Le président du conseil syndical, que l’assemblée générale de copropriétaires élit tous les trois ans, ne répond que de ses « fautes lourdes ». Pour la Cour de cassation, il est exclu que sa responsabilité puisse être mise en cause par un copropriétaire au titre de l’incapacité, des erreurs ou de la simple négligence.

Le président du conseil syndical peut rarement être poursuivi

© Xiongmao – Fotolia.com

Un copropriétaire soulignait que selon la loi, le président du conseil syndical « assiste le syndic et contrôle sa gestion », ce qui n’avait pas été fait. Il reprochait à ce copropriétaire élu de ne pas avoir exécuté la mission que lui impose la loi en ne contrôlant pas les comptes du syndic et d’avoir laissé prospérer des erreurs, voire des irrégularités, au préjudice de tous.

Cependant, les juges posent une exigence particulière pour que soit mis personnellement en cause ce président du conseil syndical.

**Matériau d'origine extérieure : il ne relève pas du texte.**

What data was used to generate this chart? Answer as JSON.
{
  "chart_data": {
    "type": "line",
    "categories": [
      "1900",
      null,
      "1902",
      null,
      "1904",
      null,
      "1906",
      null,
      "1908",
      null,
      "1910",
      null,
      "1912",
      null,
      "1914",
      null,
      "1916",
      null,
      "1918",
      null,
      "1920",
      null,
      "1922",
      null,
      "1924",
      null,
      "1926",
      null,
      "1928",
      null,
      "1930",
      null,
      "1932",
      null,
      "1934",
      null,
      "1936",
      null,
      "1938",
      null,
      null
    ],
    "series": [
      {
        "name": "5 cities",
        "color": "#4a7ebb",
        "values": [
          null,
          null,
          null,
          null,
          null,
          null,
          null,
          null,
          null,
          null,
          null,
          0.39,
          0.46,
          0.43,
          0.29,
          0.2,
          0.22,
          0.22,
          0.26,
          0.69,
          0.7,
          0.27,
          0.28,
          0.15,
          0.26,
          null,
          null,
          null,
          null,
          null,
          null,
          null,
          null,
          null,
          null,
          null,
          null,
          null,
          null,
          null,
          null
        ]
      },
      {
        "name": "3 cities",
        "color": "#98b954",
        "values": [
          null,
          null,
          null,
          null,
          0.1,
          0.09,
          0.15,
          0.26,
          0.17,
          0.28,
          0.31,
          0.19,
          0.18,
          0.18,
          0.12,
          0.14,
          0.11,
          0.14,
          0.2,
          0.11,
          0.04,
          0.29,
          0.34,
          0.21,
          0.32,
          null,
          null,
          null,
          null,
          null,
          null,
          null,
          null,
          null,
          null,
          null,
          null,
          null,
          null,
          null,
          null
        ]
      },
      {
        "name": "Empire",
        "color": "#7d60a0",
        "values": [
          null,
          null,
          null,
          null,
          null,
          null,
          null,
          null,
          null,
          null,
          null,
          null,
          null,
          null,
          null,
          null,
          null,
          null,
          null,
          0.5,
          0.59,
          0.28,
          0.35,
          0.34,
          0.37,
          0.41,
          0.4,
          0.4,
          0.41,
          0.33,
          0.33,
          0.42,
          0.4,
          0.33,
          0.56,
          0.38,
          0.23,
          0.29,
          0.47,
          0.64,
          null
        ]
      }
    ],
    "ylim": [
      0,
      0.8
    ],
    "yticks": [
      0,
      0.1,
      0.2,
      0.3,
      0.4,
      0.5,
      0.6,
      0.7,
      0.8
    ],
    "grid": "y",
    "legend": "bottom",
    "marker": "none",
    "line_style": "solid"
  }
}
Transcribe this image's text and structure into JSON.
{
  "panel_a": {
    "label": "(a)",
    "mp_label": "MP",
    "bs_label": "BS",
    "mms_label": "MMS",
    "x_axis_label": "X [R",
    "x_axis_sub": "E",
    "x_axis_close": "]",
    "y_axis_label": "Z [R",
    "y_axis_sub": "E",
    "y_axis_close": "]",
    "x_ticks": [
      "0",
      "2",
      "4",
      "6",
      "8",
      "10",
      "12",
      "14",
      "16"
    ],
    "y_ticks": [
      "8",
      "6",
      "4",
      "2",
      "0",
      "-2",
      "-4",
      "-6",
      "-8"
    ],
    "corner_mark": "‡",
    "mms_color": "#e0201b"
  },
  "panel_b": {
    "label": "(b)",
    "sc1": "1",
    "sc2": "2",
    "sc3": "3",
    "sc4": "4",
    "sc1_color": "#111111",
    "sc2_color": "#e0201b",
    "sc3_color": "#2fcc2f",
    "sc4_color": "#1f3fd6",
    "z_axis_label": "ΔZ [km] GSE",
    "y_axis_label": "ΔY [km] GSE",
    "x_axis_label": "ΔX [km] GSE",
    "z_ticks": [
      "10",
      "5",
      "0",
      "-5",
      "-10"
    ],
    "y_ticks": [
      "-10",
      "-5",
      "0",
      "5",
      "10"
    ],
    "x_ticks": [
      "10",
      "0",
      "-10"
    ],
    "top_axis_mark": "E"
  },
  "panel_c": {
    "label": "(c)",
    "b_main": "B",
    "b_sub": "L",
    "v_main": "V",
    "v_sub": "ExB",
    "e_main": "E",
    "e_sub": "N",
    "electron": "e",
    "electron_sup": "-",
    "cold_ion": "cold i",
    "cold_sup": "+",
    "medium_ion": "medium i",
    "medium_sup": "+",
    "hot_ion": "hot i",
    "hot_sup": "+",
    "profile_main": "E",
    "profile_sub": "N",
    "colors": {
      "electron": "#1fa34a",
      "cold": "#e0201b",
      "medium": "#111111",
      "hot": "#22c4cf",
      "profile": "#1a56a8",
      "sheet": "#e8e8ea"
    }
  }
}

Il ne suffit pas que ses fautes créent un préjudice aux autres, il faut que ses fautes soient « lourdes ». Ainsi, l’absence de contrôle des comptes du syndic, quelles qu’en soient les conséquences, n’est répréhensible que si elle résulte d’une « collusion frauduleuse » avec le syndic et non d’une simple négligence.

La cour d’appel avait aussi exclu le reproche d’incompétence car, sauf exception, le président du conseil syndical n’est pas un professionnel de la gestion d’immeuble. Sa responsabilité ne peut donc être engagée qu’en cas de faute intentionnelle et non pour de simples mauvaises décisions, qu’elles aient été coûteuses ou non.